1 Matth., XXV, 41. — 2 Ibid., 34.

 

468

 

JEUDI.— Jean-Baptiste faisant connaître Jésus-Christ comme rémunérateur de la vertu dans les justes et les prédestinés.

 

SERMON SUR LE BONHEUR DU CIEL.

 

Congregabit triticum suum in horreum.

Il amassera son blé dans le grenier. (Saint Matthieu, chap. III, 42.)

 

Ce n'est pas seulement pour la condamnation des pécheurs que Jésus-Christ a reçu de son Père le pouvoir de juger le monde, mais pour la gloire et la récompense des justes.
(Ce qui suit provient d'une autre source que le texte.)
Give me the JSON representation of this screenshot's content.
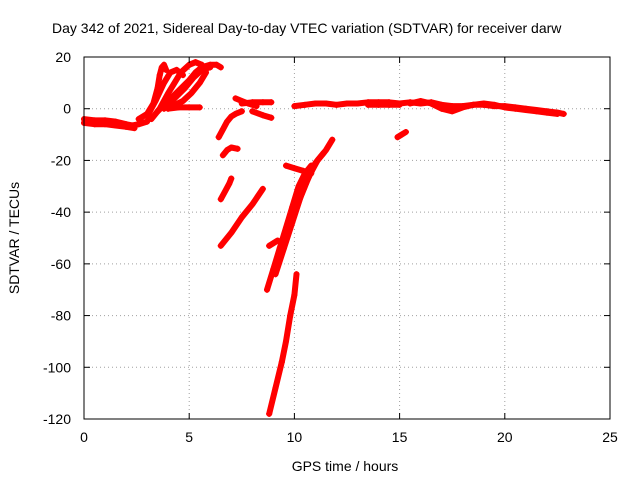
{
  "chart_data": {
    "type": "scatter",
    "title": "Day 342 of 2021, Sidereal Day-to-day VTEC variation (SDTVAR) for receiver darw",
    "xlabel": "GPS time / hours",
    "ylabel": "SDTVAR / TECUs",
    "xlim": [
      0,
      25
    ],
    "ylim": [
      -120,
      20
    ],
    "xticks": [
      "0",
      "5",
      "10",
      "15",
      "20",
      "25"
    ],
    "yticks": [
      "20",
      "0",
      "-20",
      "-40",
      "-60",
      "-80",
      "-100",
      "-120"
    ],
    "grid": true,
    "marker": "plus",
    "color": "#ff0000",
    "series": [
      {
        "points": [
          [
            0.0,
            -4
          ],
          [
            0.5,
            -4.5
          ],
          [
            1.0,
            -4.5
          ],
          [
            1.5,
            -5
          ],
          [
            2.0,
            -6
          ],
          [
            2.3,
            -6.5
          ],
          [
            2.6,
            -6
          ],
          [
            3.0,
            -5
          ]
        ]
      },
      {
        "points": [
          [
            0.0,
            -5.5
          ],
          [
            0.5,
            -6
          ],
          [
            1.0,
            -6
          ],
          [
            1.5,
            -6.5
          ],
          [
            2.0,
            -7
          ],
          [
            2.4,
            -7.5
          ]
        ]
      },
      {
        "points": [
          [
            2.6,
            -4
          ],
          [
            3.0,
            -2
          ],
          [
            3.3,
            2
          ],
          [
            3.5,
            8
          ],
          [
            3.6,
            13
          ],
          [
            3.7,
            16
          ],
          [
            3.8,
            17
          ],
          [
            3.9,
            15
          ]
        ]
      },
      {
        "points": [
          [
            3.0,
            -3
          ],
          [
            3.4,
            3
          ],
          [
            3.8,
            10
          ],
          [
            4.1,
            14
          ],
          [
            4.4,
            15
          ],
          [
            4.7,
            13
          ]
        ]
      },
      {
        "points": [
          [
            3.2,
            -4
          ],
          [
            3.6,
            0
          ],
          [
            4.0,
            6
          ],
          [
            4.3,
            10
          ],
          [
            4.6,
            14
          ],
          [
            5.0,
            17
          ],
          [
            5.3,
            18
          ],
          [
            5.6,
            17
          ]
        ]
      },
      {
        "points": [
          [
            3.5,
            -1
          ],
          [
            4.0,
            3
          ],
          [
            4.5,
            7
          ],
          [
            5.0,
            11
          ],
          [
            5.3,
            14
          ],
          [
            5.6,
            16
          ],
          [
            6.0,
            17
          ],
          [
            6.3,
            17
          ],
          [
            6.5,
            16
          ]
        ]
      },
      {
        "points": [
          [
            3.8,
            0
          ],
          [
            4.3,
            4
          ],
          [
            4.8,
            8
          ],
          [
            5.2,
            12
          ],
          [
            5.6,
            15
          ],
          [
            6.0,
            16
          ]
        ]
      },
      {
        "points": [
          [
            4.2,
            1
          ],
          [
            4.7,
            3
          ],
          [
            5.1,
            6
          ],
          [
            5.5,
            10
          ],
          [
            5.8,
            14
          ]
        ]
      },
      {
        "points": [
          [
            4.0,
            0
          ],
          [
            4.5,
            0.5
          ],
          [
            5.0,
            0.5
          ],
          [
            5.5,
            0.5
          ]
        ]
      },
      {
        "points": [
          [
            6.4,
            -11
          ],
          [
            6.6,
            -8
          ],
          [
            6.8,
            -5
          ],
          [
            7.0,
            -3
          ],
          [
            7.2,
            -2
          ],
          [
            7.5,
            -1
          ]
        ]
      },
      {
        "points": [
          [
            7.2,
            4
          ],
          [
            7.5,
            3
          ],
          [
            7.8,
            2
          ],
          [
            8.2,
            1
          ]
        ]
      },
      {
        "points": [
          [
            7.5,
            2
          ],
          [
            8.0,
            2.5
          ],
          [
            8.5,
            2.5
          ],
          [
            8.9,
            2.5
          ]
        ]
      },
      {
        "points": [
          [
            8.0,
            -1
          ],
          [
            8.5,
            -2.5
          ],
          [
            8.9,
            -3.5
          ]
        ]
      },
      {
        "points": [
          [
            6.6,
            -18
          ],
          [
            6.8,
            -16
          ],
          [
            7.0,
            -15
          ],
          [
            7.3,
            -15.5
          ]
        ]
      },
      {
        "points": [
          [
            6.5,
            -35
          ],
          [
            6.7,
            -32
          ],
          [
            6.9,
            -29
          ],
          [
            7.0,
            -27
          ]
        ]
      },
      {
        "points": [
          [
            6.5,
            -53
          ],
          [
            7.0,
            -48
          ],
          [
            7.5,
            -42
          ],
          [
            8.0,
            -37
          ],
          [
            8.5,
            -31
          ]
        ]
      },
      {
        "points": [
          [
            8.7,
            -70
          ],
          [
            9.0,
            -62
          ],
          [
            9.3,
            -54
          ],
          [
            9.6,
            -46
          ],
          [
            9.9,
            -38
          ],
          [
            10.2,
            -30
          ],
          [
            10.5,
            -25
          ],
          [
            10.8,
            -22
          ]
        ]
      },
      {
        "points": [
          [
            8.8,
            -53
          ],
          [
            9.0,
            -52
          ],
          [
            9.2,
            -51
          ]
        ]
      },
      {
        "points": [
          [
            9.1,
            -64
          ],
          [
            9.5,
            -54
          ],
          [
            9.9,
            -44
          ],
          [
            10.3,
            -34
          ],
          [
            10.7,
            -26
          ],
          [
            11.1,
            -20
          ],
          [
            11.5,
            -16
          ],
          [
            11.8,
            -12
          ]
        ]
      },
      {
        "points": [
          [
            9.4,
            -55
          ],
          [
            9.8,
            -45
          ],
          [
            10.2,
            -36
          ],
          [
            10.6,
            -28
          ],
          [
            11.0,
            -21
          ],
          [
            11.4,
            -17
          ]
        ]
      },
      {
        "points": [
          [
            9.6,
            -22
          ],
          [
            10.0,
            -23
          ],
          [
            10.4,
            -24
          ],
          [
            10.8,
            -25
          ]
        ]
      },
      {
        "points": [
          [
            8.8,
            -118
          ],
          [
            9.1,
            -108
          ],
          [
            9.4,
            -98
          ],
          [
            9.6,
            -90
          ],
          [
            9.8,
            -80
          ],
          [
            10.0,
            -72
          ],
          [
            10.1,
            -64
          ]
        ]
      },
      {
        "points": [
          [
            10.0,
            1
          ],
          [
            10.5,
            1.5
          ],
          [
            11.0,
            2
          ],
          [
            11.5,
            2
          ],
          [
            12.0,
            1.5
          ],
          [
            12.5,
            2
          ],
          [
            13.0,
            2
          ],
          [
            13.5,
            2.5
          ],
          [
            14.0,
            2.5
          ],
          [
            14.5,
            2.5
          ],
          [
            15.0,
            2
          ],
          [
            15.5,
            2.5
          ],
          [
            16.0,
            2
          ],
          [
            16.5,
            2.5
          ],
          [
            17.0,
            1.5
          ],
          [
            17.5,
            1
          ],
          [
            18.0,
            1
          ],
          [
            18.5,
            1.5
          ],
          [
            19.0,
            1.5
          ],
          [
            19.5,
            1
          ],
          [
            20.0,
            1
          ],
          [
            20.5,
            0.5
          ],
          [
            21.0,
            0
          ],
          [
            21.5,
            -0.5
          ],
          [
            22.0,
            -1
          ],
          [
            22.5,
            -1.5
          ],
          [
            22.8,
            -2
          ]
        ]
      },
      {
        "points": [
          [
            15.5,
            2
          ],
          [
            16.0,
            3
          ],
          [
            16.5,
            2
          ],
          [
            17.0,
            0
          ],
          [
            17.5,
            -1
          ],
          [
            18.0,
            0.5
          ],
          [
            18.5,
            1.5
          ],
          [
            19.0,
            2
          ],
          [
            19.5,
            1.5
          ],
          [
            20.0,
            0.5
          ],
          [
            20.5,
            0
          ],
          [
            21.0,
            -0.5
          ],
          [
            21.5,
            -1
          ],
          [
            22.0,
            -1.5
          ],
          [
            22.5,
            -2
          ]
        ]
      },
      {
        "points": [
          [
            13.5,
            1.5
          ],
          [
            14.0,
            1.5
          ],
          [
            14.5,
            1.5
          ],
          [
            15.0,
            1.5
          ]
        ]
      },
      {
        "points": [
          [
            14.9,
            -11
          ],
          [
            15.1,
            -10
          ],
          [
            15.3,
            -9
          ]
        ]
      }
    ]
  }
}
Comme le bon grain que le père de famille, selon l'expression figurée de saint Jean-Baptiste, fait recueillir et garder avec soin dans ses greniers, le Sauveur des hommes doit conduire avec lui ses élus dans son royaume, et leur faire goûter dans cette sainte patrie toutes les douceurs du bonheur céleste. Suprême bonheur, capable de nous rendre vraiment heureux, et dans la vie future et dans la vie même présente : dans la vie future, où nous le posséderons ; dans la vie même présente, où nous l'attendons. Nous allons donc voir en premier lieu comment la possession de ce bonheur est, dans le ciel, pour les élus de Dieu, une félicité consommée ; et nous verrons, en second lieu, comment, même dès ce monde , la seule attente de ce bonheur est déjà, pour les élus de Dieu, une félicité anticipée.«Deux vérités qui, par la haute estime qu'elles nous donneront de cette souveraine béatitude, nous engageront à y penser uniquement, et à redoubler sans cesse nos soins pour la mériter.

 

Premier point. — Bonheur du ciel, bonheur dont la possession est pour les élus de Dieu une félicité consommée. Car un état où l'homme n'a plus rien à désirer de tout ce qui peut contribuer à sa béatitude, et un état où l'homme n'a plus rien à craindre de tout ce qui pourrait troubler sa béatitude et la terminer, voilà ce que nous pouvons appeler une félicité complète. Or tel est l'état des élus de Dieu dans le ciel. Ils possèdent Dieu, et dans Dieu ils trouvent le repos le plus parfait et l'assemblage de tous les biens : le repos le plus parfait, puisque Dieu est leur tin dernière, et que chaque être parvenu à sa fin s'y repose comme dans son centre : l'assemblage de tous les biens, puisque Dieu est seul tout leur bien, et que lui seul, par une conséquence naturelle , il leur tient lieu de toutes choses. C'est pourquoi le Sauveur des hommes disait à ses disciples : Quand vous serez avec moi dans ma gloire, vous ne demanderez rien à mon Père (1) ; leur faisant entendre que rien alors ne leur manquerait. Mais qu'est-ce que cette possession de Dieu? Qu'opère-t-elle dans l'âme bienheureuse? comment la remplit-elle , la rassasie-t-elle, l'enivre-t-elle de ces torrents de joie dont a parlé le Prophète ? Mystères, nous répond le grand Apôtre, qu'il n'est permis à nul homme sur la terre de pénétrer; mystères au-dessus de tout ce que l'œil de l'homme a jamais vu, de tout ce que l'oreille de l'homme a jamais entendu, de tout ce que l'esprit de l'homme a jamais compris. Et de ce que ni l'œil de l'homme n'a jamais rien vu, ni l'oreille de l'homme n'a jamais rien entendu, ni l'esprit de l'homme n'a jamais rien conçu de pareil, n'est-ce pas cela même qui nous fait mieux connaître l'excellence de ce bonheur incompréhensible et ineffable?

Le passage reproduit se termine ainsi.